Pour les futurs exclus du chômage, le chemin de l'emploi se complique chaque jour un peu plus
Philippe Defeyt s'est penché sur l'état actuel du marché du travail en Wallonie. Il n'y a pas de quoi se montrer enthousiaste selon lui.

- Publié le 20-10-2025 à 06h42

Le 1er janvier 2026, c'est dans quelques mois. Pour de nombreuses personnes en Belgique mais singulièrement en Wallonie, cette date est synonyme de la fin de leurs allocations de chômage. Le gouvernement fédéral qui a pris la décision de les limiter dans le temps considère qu'en faisant cela, de nombreuses personnes devraient retrouver un emploi.

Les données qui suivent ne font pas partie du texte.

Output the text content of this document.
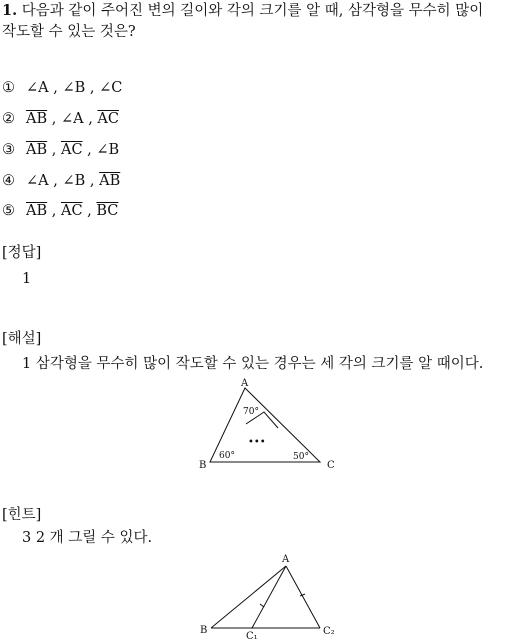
1. 다음과 같이 주어진 변의 길이와 각의 크기를 알 때, 삼각형을 무수히 많이
작도할 수 있는 것은?
① ∠A , ∠B , ∠C
② $\overline{AB}$ , ∠A , $\overline{AC}$
③ $\overline{AB}$ , $\overline{AC}$ , ∠B
④ ∠A , ∠B , $\overline{AB}$
⑤ $\overline{AB}$ , $\overline{AC}$ , $\overline{BC}$
[정답]
1
[해설]
1 삼각형을 무수히 많이 작도할 수 있는 경우는 세 각의 크기를 알 때이다.
A
B	C
70°
60°	50°
•••
[힌트]
3 2 개 그릴 수 있다.
A
B
C₁	C₂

L'économiste Philippe Defeyt s'est penché sur l'état actuel du marché du travail au sud du pays pour comprendre si ce dernier est en mesure d'encaisser une arrivée importante de personnes en recherche d'un emploi.

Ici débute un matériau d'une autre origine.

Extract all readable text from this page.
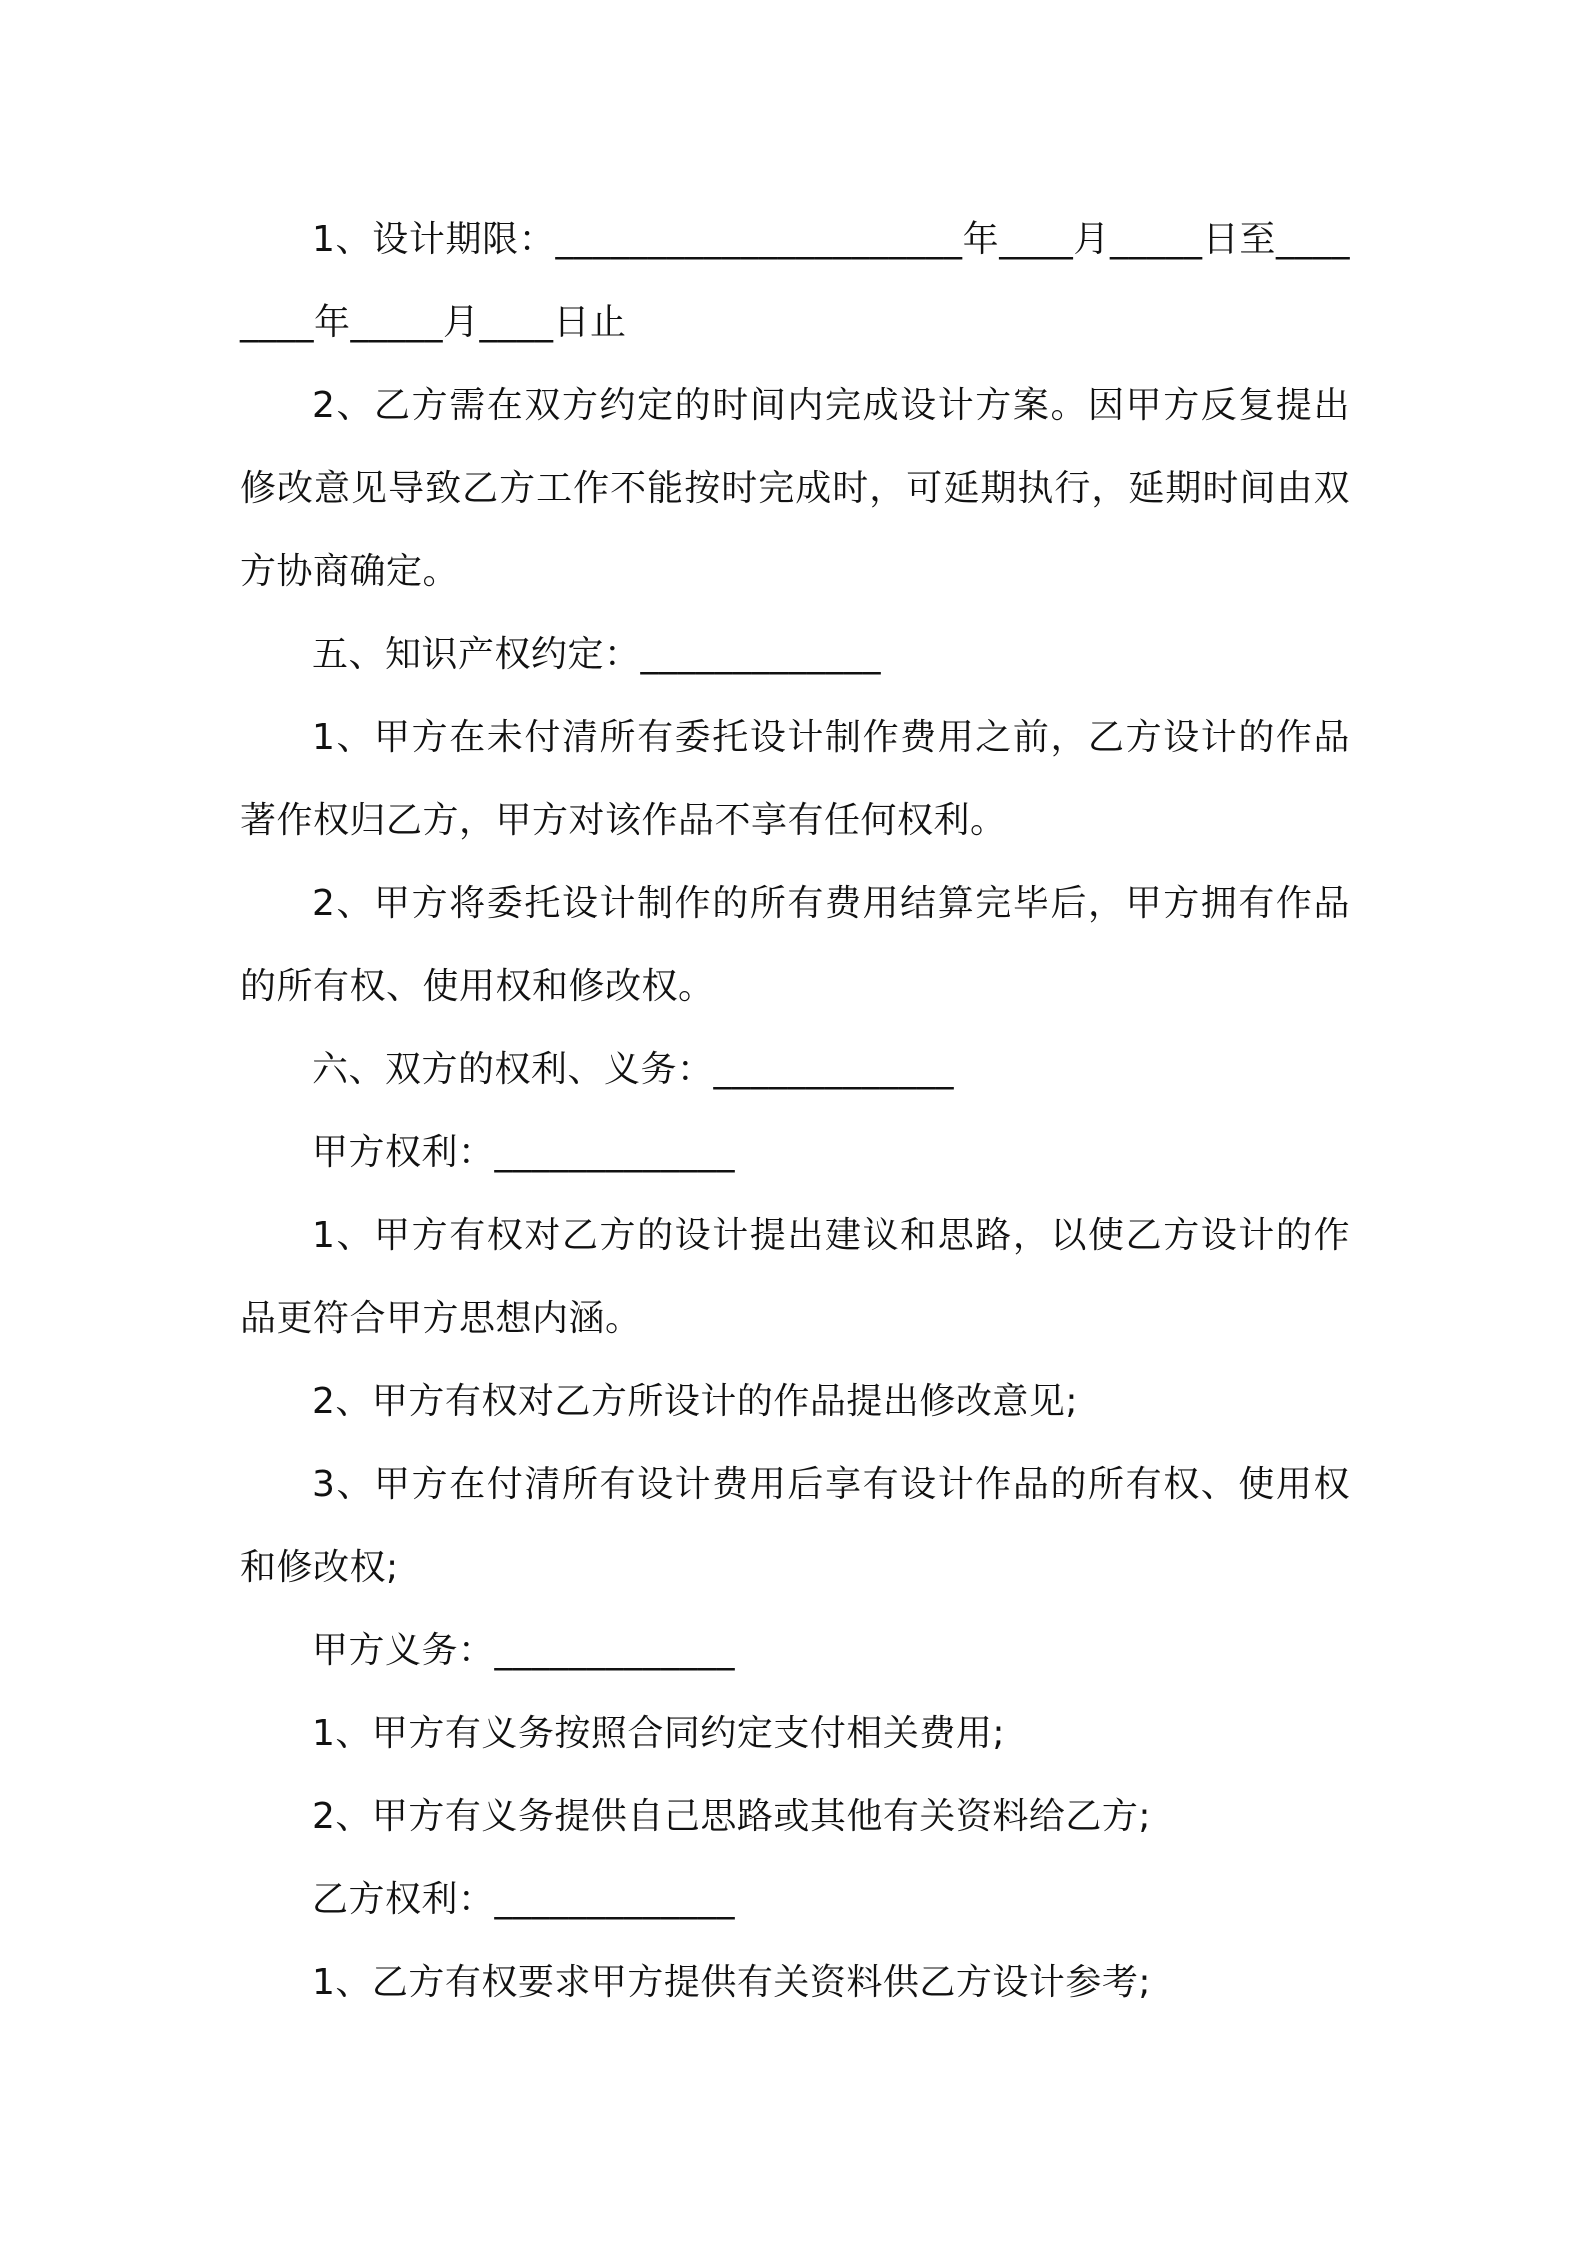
1、设计期限：______________________年____月_____日至________年_____月____日止

2、乙方需在双方约定的时间内完成设计方案。因甲方反复提出修改意见导致乙方工作不能按时完成时，可延期执行，延期时间由双方协商确定。

五、知识产权约定：_____________

1、甲方在未付清所有委托设计制作费用之前，乙方设计的作品著作权归乙方，甲方对该作品不享有任何权利。

2、甲方将委托设计制作的所有费用结算完毕后，甲方拥有作品的所有权、使用权和修改权。

六、双方的权利、义务：_____________

甲方权利：_____________

1、甲方有权对乙方的设计提出建议和思路，以使乙方设计的作品更符合甲方思想内涵。

2、甲方有权对乙方所设计的作品提出修改意见;

3、甲方在付清所有设计费用后享有设计作品的所有权、使用权和修改权;

甲方义务：_____________

1、甲方有义务按照合同约定支付相关费用;

2、甲方有义务提供自己思路或其他有关资料给乙方;

乙方权利：_____________

1、乙方有权要求甲方提供有关资料供乙方设计参考;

Se basant sur les 8 premiers mois de l'année 2025, il constate que l'essentiel des offres diffusées par le Forem − en précisant quand même que toutes les offres d'emplois disponibles ne transitent pas forcément par cet organisme − concerne en grande majorité des offres d'emplois intérimaires. "Le secteur de l'intérim représente pas loin de la moitié (47,3 %) du total des opportunités, mais ce n'était pas loin de 60 % en août 2024", explique-t-il. De plus, ces offres sont en baisse tout comme celles qui concernent les emplois "classiques". "La baisse des opportunités d'emploi autres que celles proposées par le secteur de l'intérim se situe, elle, entre -10 % et -20 % depuis environ un an". Il ajoute que "l'emploi salarié recensé par l'ONSS augmente très peu : + 1 350 unités entre le premier semestre de 2024 et la période équivalente de 2025, soit une hausse de 0,1 %".

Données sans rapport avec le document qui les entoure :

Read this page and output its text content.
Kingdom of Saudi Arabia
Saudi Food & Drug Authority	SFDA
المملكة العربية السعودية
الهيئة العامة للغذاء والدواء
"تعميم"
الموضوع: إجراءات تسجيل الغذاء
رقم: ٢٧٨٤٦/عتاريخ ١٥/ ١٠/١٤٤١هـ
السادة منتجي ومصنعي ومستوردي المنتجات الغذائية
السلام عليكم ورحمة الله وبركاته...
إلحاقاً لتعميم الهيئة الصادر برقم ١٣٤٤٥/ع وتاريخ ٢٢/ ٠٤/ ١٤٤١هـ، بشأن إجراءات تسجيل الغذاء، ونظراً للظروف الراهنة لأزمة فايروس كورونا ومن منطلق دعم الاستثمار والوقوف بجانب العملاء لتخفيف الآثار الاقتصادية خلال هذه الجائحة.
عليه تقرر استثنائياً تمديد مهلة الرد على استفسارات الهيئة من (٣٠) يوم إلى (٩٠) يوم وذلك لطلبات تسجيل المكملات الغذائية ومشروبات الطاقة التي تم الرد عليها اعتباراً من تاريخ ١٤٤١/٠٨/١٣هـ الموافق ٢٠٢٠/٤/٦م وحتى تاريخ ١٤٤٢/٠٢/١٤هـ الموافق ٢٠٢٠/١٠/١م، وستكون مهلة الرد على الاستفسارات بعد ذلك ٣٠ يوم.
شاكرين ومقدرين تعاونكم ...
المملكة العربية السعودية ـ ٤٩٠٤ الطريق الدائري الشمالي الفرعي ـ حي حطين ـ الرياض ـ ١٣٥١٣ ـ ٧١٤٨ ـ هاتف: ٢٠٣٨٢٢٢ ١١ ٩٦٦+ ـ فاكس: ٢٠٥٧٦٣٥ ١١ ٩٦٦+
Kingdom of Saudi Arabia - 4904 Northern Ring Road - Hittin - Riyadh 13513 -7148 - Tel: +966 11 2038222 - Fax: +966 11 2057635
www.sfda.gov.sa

Titres-services, flexi jobs et jobs étudiants
Philippe Defeyt s'est aussi intéressé aux emplois dans le secteur des titres-services. Ici aussi, on constate une érosion du nombre d'emplois. Précisons que dans ce cas précis, les données disponibles sont moins récentes. "Les données disponibles jusqu'à fin 2024 montrent, à un an d'écart, une lente érosion du nombre de travailleurs, et plus encore des prestations en équivalents temps plein. Or, ce secteur a été pendant quelques années un moteur en matière de création nette d'emplois."
Les flexi jobs − ces emplois complémentaires qui ne peuvent être occupés que par des personnes ayant déjà un travail − sont eux en croissance en Wallonie au niveau du volume des heures prestées. Le constat est similaire pour ce qui concerne le volume d'heures prestées par des étudiants. Des emplois qui, dès lors, "ne sont pas accessibles aux personnes exclues du chômage" , rappelle Philippe Defeyt.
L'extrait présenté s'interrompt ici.